Comment vérifier que votre exemple de solde de tout compte est complet et conforme
Avant toute signature, une lecture méthodique en quatre étapes s'impose. Vérifier d'abord que toutes les sommes dues selon le motif de rupture sont bien présentes (indemnités, congés, préavis). Contrôler ensuite que les montants bruts correspondent à ce qui avait été annoncé ou calculé, un bulletin de salaire intermédiaire peut servir de référence. S'assurer que le net fiscal est distinct du net à payer. Enfin, compter les exemplaires remis.
Un point souvent ignoré : le salarié dispose de six mois pour dénoncer le reçu après signature (délai ramené à partir de la date de signature, pas de la réception). Passé ce délai, les sommes mentionnées dans le document sont présumées acquittées. Mais les sommes absentes du document, elles, peuvent toujours faire l'objet d'un recours dans le délai de prescription de droit commun, soit trois ans pour les créances salariales.
Pour les employeurs qui gèrent plusieurs départs et veulent s'assurer de la conformité de leur documentation, un template solde de tout compte word éditable permet d'adapter le document à chaque situation sans repartir de zéro.
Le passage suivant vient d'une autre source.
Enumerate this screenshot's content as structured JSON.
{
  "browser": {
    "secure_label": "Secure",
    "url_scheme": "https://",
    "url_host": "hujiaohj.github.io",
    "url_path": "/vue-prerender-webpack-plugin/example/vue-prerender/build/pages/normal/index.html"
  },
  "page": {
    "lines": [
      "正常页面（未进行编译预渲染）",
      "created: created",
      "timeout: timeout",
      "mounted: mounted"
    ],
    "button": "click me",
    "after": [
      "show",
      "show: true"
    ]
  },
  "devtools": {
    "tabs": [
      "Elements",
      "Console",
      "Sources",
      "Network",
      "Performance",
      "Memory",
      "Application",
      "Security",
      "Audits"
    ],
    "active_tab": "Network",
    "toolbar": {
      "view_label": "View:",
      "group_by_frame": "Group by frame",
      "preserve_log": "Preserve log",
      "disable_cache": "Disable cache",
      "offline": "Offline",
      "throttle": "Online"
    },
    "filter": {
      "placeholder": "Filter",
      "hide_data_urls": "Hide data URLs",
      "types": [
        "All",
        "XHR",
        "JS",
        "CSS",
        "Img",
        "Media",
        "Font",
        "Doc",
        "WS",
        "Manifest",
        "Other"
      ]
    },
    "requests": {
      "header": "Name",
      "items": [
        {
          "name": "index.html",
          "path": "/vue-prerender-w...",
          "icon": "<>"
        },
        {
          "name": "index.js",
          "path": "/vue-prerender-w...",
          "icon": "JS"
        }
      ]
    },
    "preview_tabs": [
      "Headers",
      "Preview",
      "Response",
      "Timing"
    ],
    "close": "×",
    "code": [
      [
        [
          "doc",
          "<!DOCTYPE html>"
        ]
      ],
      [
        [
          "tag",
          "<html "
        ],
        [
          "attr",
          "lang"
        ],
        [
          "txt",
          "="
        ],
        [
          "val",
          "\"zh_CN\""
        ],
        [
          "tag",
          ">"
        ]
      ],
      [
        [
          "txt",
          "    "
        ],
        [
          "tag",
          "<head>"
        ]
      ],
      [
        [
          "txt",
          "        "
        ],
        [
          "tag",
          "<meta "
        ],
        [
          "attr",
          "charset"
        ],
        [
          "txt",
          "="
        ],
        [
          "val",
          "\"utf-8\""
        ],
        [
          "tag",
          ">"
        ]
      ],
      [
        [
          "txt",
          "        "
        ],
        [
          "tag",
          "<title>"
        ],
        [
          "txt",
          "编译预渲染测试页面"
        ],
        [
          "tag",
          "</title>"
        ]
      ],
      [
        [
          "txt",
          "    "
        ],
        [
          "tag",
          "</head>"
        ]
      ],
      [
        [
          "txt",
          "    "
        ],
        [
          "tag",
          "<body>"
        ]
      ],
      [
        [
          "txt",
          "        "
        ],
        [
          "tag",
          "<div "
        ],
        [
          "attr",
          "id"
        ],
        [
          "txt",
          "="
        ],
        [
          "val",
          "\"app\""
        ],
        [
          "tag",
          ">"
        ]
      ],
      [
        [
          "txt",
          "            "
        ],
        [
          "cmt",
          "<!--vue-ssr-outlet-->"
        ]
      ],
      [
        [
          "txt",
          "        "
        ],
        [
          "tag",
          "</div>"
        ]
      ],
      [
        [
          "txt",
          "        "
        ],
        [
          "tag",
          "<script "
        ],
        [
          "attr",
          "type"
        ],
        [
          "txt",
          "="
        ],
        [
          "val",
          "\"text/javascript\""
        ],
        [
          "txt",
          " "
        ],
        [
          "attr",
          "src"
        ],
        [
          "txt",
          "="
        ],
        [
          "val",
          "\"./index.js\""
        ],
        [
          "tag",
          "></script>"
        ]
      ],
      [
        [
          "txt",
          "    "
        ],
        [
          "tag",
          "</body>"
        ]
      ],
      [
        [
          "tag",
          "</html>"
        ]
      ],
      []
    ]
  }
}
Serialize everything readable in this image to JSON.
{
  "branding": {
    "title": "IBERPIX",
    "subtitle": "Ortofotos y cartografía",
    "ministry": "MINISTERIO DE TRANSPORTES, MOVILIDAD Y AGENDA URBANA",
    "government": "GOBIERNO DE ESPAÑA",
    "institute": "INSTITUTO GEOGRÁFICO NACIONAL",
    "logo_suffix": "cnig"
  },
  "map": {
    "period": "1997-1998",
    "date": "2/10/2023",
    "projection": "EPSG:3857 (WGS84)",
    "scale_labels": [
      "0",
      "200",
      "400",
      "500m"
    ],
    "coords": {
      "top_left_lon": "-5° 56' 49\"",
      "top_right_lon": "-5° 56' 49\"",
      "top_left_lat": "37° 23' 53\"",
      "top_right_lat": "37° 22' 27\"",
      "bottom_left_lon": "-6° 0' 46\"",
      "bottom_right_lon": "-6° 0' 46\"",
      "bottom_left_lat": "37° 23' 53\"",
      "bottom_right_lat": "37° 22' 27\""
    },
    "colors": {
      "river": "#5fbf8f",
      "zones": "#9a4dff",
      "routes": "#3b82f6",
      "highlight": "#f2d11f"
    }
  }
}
Que faire si votre solde de tout compte complété présente des erreurs ou des oublis ?
Deux situations distinctes se présentent. Avant la signature : refuser de signer jusqu'à correction, en formulant la demande par écrit (email avec accusé de lecture). L'employeur est tenu de remettre un document exact, aucune disposition légale n'oblige le salarié à signer dans l'urgence, même si certains employeurs font pression en ce sens.
Après la signature : la dénonciation reste possible dans les six mois, par lettre recommandée avec accusé de réception adressée à l'employeur. La dénonciation ne porte que sur les sommes litigieuses, pas sur le document entier. Elle suspend l'effet libératoire du reçu pour les montants contestés et ouvre la voie à un recours devant le conseil de prud'hommes. Un procès-verbal de conciliation ou une décision du bureau de jugement permettra alors de trancher sur les sommes manquantes ou erronées.
Si l'erreur porte sur le calcul de l'indemnité de congés payés ou de l'indemnité de licenciement, des outils de calcul en ligne permettent de reconstituer les bons montants et de chiffrer précisément le préjudice avant de saisir la juridiction prud'homale. Un dossier chiffré et étayé pèse infiniment plus lourd qu'une contestation approximative, les conseillers prud'homaux traitent plusieurs centaines de dossiers par an et distinguent immédiatement un salarié préparé d'un réclamant sans pièces.